Directed by: George Lucas
Written by:George Lucas, Jonathan Hales
Starring: Ewan McGregor, Natalie Portman, Hayden Christensen, Ian McDiarmid, Samuel L. Jackson, Christopher Lee
Released: May 16, 2002
Grade: B+

Since we last left Anakin, Obi-Wan and Amidala, ten years have passed and the grand Galactic Republic has begun its disintegration.  It has become divided with a growing number of members joining forces with a new movement led by Count Dooku (Lee), known as the Separatists.  Any hope to reach a democratic solution is lost and after the much loved Amidala (Portman) is attacked at the Republic’s head city, Coruscant, she is asked to return back to her home world of Naboo where she will be safe.

Escorting her home is Anakin Skywalker (Christensen), the rising Jedi apprentice who has always had a crush on Amidala but has not seen her since his induction to the Jedi order.  Obi-Wan (McGregor) is hesitant to give a Jedi with little experience such an important task but Yoda and Windu (Jackson) ask it to be so.  Further, Obi-Wan sees arrogance developing in Anakin and doesn’t believe he can be trusted to uphold the Jedi reputation without guidance.
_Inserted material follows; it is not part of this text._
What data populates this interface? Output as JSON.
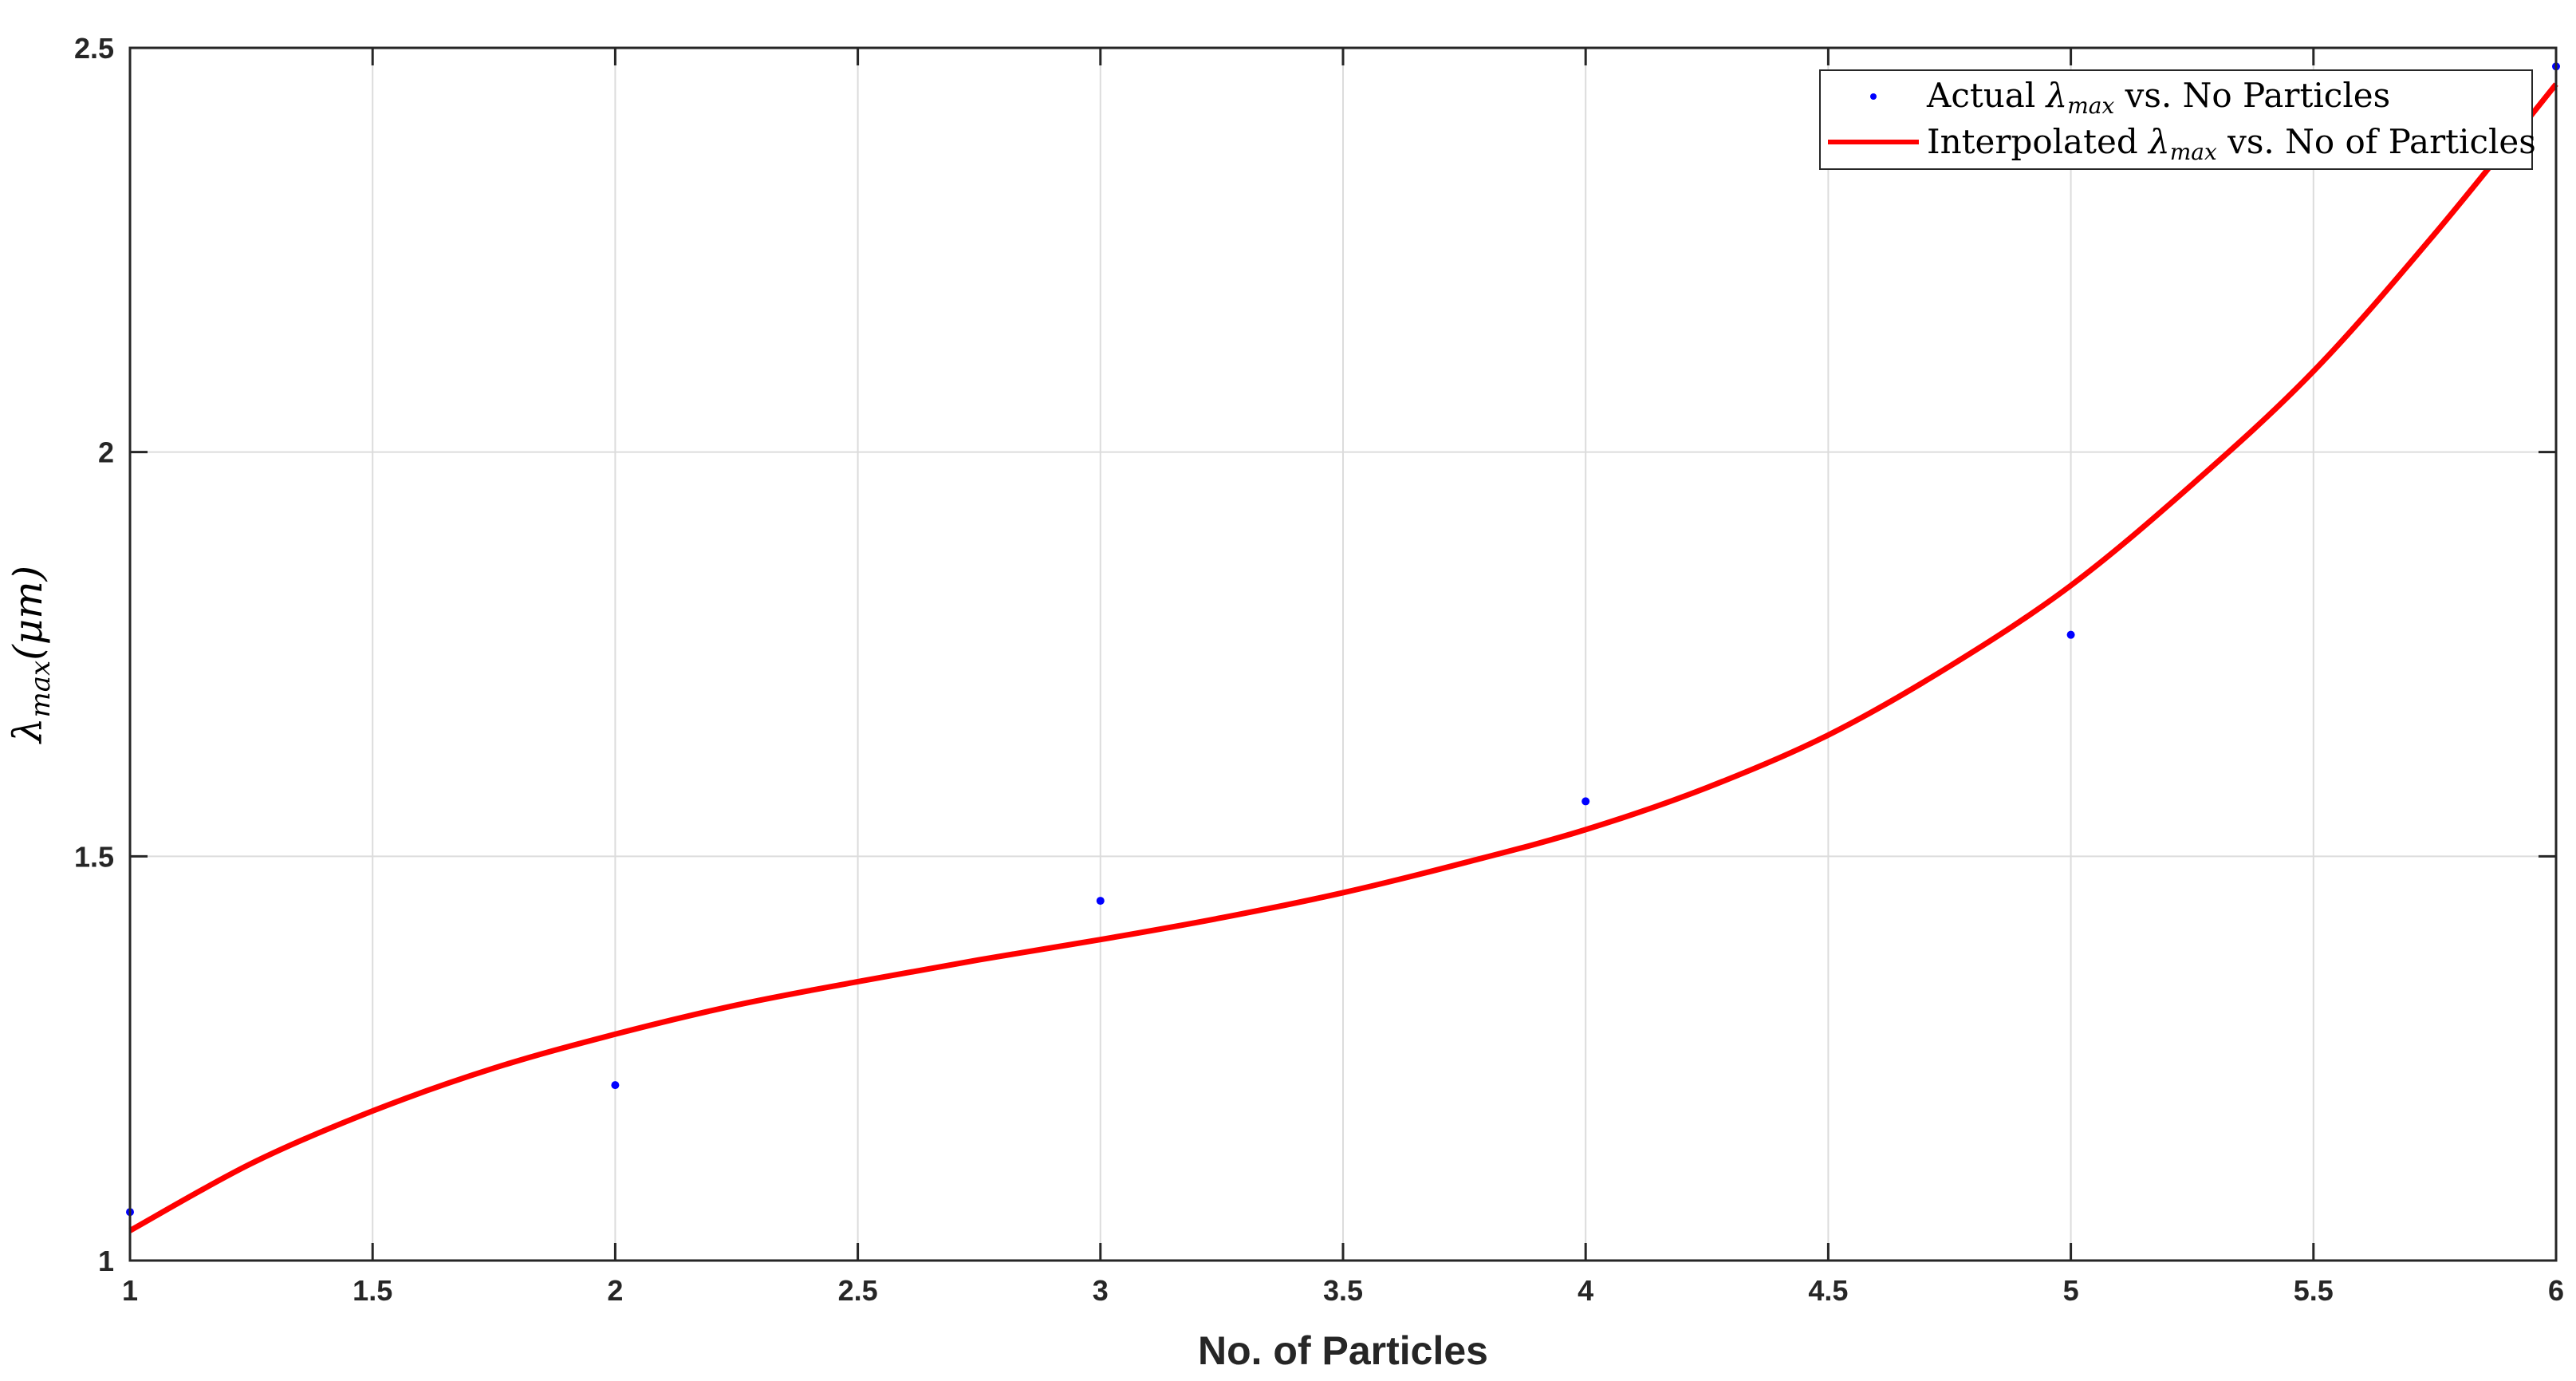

Spending time alone, Anakin and Amidala sense the attraction in one another but Amidala knows that their love cannot ever be accepted and refuses his advances.  Meanwhile, Obi-Wan has travelled to the secret planet of Kamino where he finds that ten years ago, a fellow Jedi orchestrated a massive clone army to be created.  Confused by the massive undertaking, he meets a tracks down a bounty hunter named Jango Fett who he follows to the planet of Genosis.  There, he finds the Separatists developing a similar army of their own, under the direction of Darth Sidious, to destroy the Republic once and for all...

Can you reach a point where you have too many special effects?  Take for an example where Anakin and Amidala have a “roll in the hay” to the backdrop of a waterfall.  Or the gladiator battle scenes towards the end.  Knowing in the back of your head that it’s all a computer generated myth detracts from the excitement and the adventure.  The film’s obvious highlights are the finale’s light saber battles.  These contain few visual effects, no silly looking characters - it’s just two men in one-on-one combat and that’s the valuable spirit that was more evident in the original Star Wars trilogy.
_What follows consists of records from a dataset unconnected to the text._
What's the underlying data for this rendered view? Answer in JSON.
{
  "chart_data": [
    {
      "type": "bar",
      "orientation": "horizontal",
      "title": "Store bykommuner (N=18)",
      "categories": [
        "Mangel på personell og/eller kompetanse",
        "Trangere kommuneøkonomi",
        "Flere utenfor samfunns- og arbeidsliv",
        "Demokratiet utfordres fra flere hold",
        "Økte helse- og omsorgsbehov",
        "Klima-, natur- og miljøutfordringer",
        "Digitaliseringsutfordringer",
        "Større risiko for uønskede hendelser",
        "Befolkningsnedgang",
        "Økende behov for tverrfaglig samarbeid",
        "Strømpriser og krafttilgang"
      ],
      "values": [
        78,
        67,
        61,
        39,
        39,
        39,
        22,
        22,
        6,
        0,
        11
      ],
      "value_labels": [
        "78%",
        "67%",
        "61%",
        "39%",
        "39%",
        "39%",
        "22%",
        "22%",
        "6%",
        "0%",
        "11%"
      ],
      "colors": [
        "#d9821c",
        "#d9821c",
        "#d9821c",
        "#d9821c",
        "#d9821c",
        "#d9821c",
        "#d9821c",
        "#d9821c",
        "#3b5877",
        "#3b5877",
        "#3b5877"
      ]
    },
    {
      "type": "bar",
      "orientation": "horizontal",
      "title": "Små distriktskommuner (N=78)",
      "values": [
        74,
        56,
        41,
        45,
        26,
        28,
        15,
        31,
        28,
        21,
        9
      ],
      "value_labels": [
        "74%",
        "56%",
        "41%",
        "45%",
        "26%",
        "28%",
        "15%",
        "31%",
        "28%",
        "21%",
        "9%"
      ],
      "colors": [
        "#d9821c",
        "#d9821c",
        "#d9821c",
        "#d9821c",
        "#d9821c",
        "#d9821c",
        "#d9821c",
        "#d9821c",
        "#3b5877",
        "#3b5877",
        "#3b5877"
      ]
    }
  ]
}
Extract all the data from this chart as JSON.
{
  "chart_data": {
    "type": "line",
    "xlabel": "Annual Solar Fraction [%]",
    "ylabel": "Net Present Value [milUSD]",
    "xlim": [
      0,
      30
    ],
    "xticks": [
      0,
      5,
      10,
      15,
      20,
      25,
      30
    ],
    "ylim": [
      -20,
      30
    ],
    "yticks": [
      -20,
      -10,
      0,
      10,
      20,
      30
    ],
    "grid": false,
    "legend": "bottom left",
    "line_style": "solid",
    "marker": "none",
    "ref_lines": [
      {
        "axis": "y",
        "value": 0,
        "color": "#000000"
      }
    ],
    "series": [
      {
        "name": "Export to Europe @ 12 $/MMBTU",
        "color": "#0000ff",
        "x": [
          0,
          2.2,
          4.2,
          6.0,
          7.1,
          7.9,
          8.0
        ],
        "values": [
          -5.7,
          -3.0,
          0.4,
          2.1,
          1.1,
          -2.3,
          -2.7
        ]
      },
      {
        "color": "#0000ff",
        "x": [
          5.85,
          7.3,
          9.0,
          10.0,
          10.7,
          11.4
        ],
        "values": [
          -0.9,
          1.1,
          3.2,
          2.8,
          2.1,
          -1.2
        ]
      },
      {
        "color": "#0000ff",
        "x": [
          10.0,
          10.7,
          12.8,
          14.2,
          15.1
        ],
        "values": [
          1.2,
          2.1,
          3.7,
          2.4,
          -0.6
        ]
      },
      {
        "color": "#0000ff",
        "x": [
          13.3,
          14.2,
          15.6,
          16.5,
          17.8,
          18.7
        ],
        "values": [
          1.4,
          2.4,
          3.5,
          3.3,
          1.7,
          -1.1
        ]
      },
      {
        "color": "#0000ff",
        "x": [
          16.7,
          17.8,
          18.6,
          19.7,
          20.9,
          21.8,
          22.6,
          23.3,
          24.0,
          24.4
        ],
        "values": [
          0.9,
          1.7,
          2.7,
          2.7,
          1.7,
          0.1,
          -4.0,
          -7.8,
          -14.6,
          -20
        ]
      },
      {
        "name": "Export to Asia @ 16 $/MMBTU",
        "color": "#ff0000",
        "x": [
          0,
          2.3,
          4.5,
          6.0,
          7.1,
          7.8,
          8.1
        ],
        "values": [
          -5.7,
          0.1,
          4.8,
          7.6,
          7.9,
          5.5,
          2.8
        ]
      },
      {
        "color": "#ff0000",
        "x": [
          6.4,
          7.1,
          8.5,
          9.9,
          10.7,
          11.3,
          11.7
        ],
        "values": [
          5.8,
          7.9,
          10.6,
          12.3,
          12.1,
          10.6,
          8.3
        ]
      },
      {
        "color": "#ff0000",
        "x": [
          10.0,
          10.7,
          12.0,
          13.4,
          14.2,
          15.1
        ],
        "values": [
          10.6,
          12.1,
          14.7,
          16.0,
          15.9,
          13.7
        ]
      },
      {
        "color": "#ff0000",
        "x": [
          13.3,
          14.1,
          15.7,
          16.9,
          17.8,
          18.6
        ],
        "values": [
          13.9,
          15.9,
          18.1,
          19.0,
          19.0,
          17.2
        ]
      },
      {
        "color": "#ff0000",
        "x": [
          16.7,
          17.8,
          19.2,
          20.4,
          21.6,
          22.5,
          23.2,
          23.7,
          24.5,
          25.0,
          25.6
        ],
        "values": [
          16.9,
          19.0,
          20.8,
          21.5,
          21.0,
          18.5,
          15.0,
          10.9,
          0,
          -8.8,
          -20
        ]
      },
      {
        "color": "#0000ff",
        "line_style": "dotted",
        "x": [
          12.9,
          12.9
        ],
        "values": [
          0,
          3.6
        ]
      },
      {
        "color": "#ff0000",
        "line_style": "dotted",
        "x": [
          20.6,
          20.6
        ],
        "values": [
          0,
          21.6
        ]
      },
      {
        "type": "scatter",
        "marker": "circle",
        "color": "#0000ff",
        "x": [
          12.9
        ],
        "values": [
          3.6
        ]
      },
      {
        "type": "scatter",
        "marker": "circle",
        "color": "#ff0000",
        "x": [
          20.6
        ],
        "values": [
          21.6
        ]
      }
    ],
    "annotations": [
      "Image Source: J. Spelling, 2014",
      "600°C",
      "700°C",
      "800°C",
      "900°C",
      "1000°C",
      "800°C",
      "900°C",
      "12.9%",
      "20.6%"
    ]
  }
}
The dialogue is stiff and constricting.  There’s a few sharp one-liners but people are way too serious in what should be a fun movie.  Before entering the gladiator arena, Anakin and Amidala admit their feelings for each other and in what should be the film’s romantic highlight, I was stunned by the lack of passion in their words and actions.  Christensen was selected for the role to play opposite Portman because George Lucas saw a natural attraction between them.  Where was this attraction on screen?  And can I ask the obvious question - how come Portman looks the same as she did in The Phantom Menace?

Favouring the film is a meaningful story that has more substance than the usual Hollywood action flick.  The film takes it time in developing the conflict and characters but the final hour is a fast-paced thrill ride that gives the film an adrenaline charge.  Still, there were very few moments (apart from perhaps the last ten minutes) that generated much audience reaction in my cinema.

Bottom line, where’s the fun and where’s the emotion?  I was entertained by some elements and disappointed by others.  The noticeable absence of Jar-Jar Binks in this film shows that Lucas is listening to the public’s criticisms.  Hopefully, he’ll take many of the above comments into consideration before treating us to the much darker final instalment when released in 2005.